This agreement shall also apply strictly to the relations between the employers' organizations and the office workers' (Angestellten) unions.

This agreement "settled" the German revolution.[1] It determined just what the workers should get from the revolutionary upheaval upon exactly the same principles as an ordinary trade union contract establishes what they get from a minor industrial disturbance. For their part, the employers conceded universal recognition of the trade unions as the sole representatives of the workers' economic interests, the right of the workers in all trades and callings to freely organize, the establishment of working conditions in all industries by trade union agreement, the abolition of the "yellow" unions, the setting up of arbitration committees in every industry, the universal eight-hour day, half control of the national employment service, formation of the "Arbeitsgemeindschaft," or industrial parliament, shop committees, etc. And in return the workers' leaders agreed, by the very fact that they helped draw up the document, that the capitalist system should continue in Germany. No, more than that, they actually agreed that the capitalist class should be reestablished in power; because, when the contract was signed, the revolution was an accomplished fact, the Government and the army being entirely in the hands of the workers.

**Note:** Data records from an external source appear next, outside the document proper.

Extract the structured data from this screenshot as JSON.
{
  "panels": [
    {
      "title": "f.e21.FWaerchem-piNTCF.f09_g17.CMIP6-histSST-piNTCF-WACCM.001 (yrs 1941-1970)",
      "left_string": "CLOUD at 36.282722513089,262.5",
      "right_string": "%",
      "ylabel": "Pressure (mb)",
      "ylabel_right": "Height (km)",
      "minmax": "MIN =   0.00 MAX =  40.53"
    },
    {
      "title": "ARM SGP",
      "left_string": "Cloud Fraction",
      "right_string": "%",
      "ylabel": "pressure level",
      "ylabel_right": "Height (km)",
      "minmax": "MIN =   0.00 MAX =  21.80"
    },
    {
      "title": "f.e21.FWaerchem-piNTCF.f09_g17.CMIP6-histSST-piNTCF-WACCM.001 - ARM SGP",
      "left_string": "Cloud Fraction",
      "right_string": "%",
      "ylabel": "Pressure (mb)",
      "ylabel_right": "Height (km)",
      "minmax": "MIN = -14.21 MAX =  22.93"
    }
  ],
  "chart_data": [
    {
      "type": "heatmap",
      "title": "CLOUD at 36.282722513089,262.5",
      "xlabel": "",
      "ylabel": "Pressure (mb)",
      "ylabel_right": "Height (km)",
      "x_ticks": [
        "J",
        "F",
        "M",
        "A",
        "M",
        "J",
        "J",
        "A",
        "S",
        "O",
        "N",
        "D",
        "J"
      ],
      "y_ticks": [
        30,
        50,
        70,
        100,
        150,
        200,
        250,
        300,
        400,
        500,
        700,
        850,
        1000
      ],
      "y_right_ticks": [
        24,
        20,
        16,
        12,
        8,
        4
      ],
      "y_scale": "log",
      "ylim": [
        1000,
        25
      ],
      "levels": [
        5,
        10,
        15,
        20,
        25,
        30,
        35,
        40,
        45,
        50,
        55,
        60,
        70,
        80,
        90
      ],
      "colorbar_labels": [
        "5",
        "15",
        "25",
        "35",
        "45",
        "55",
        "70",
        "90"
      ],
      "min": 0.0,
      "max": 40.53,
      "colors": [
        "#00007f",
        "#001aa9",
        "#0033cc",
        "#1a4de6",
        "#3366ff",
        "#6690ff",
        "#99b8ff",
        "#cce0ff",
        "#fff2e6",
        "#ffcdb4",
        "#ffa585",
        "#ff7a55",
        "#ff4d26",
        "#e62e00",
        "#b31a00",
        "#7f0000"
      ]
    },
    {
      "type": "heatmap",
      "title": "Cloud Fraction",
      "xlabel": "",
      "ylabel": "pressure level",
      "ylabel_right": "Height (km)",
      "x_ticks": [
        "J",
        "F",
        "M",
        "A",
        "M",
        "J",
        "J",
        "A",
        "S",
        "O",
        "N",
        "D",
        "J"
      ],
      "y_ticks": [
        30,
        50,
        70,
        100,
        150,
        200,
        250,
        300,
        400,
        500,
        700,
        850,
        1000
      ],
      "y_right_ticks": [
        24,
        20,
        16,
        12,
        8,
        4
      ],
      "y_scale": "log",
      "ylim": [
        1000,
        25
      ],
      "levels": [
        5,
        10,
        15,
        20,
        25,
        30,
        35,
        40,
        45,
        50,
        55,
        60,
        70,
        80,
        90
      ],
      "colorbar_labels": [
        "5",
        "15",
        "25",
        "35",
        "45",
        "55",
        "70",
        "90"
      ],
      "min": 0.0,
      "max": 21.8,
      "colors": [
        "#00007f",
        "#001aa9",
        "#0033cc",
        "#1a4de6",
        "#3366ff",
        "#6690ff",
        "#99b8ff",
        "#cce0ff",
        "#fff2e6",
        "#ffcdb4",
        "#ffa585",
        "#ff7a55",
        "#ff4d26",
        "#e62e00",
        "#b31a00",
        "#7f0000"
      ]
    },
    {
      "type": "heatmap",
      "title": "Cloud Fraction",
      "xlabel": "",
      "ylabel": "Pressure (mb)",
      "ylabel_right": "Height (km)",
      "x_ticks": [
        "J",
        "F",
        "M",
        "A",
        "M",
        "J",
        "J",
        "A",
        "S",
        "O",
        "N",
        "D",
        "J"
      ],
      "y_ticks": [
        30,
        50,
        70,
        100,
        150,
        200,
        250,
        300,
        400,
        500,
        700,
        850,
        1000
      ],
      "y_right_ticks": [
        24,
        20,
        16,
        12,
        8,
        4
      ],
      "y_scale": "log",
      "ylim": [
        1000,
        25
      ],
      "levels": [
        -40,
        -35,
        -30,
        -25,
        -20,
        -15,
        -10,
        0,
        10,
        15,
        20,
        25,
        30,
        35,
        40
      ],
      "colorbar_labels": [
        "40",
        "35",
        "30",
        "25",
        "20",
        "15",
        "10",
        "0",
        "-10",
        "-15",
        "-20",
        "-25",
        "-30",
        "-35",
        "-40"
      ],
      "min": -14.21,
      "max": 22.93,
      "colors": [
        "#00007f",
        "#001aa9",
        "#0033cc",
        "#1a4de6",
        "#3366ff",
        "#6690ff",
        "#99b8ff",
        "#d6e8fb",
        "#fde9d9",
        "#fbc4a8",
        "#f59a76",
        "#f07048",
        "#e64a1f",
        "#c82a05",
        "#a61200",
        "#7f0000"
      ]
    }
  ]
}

The Stinnes-Legien trade union agreement was drawn up intentionally, by both sides, to stop the revolution. The employers frankly admit this, even though the Majority Socialists and the other conservatives who handled the trade union side of it do not. Dr. F. Reichert, business manager of the Association of German Iron and Steel


  1. A striking fact is that German writers on the revolution, and I have read many of them, such as Bernstein, Stroebel, ete., attach no decisive importance to the Stinnes-Legien agreement. Their attention being diverted by the spectacular events on the political field, the writers have altogether overlooked the tremendous and deciding effect of this peace-pact between the employers and the trade unions on the industrial field.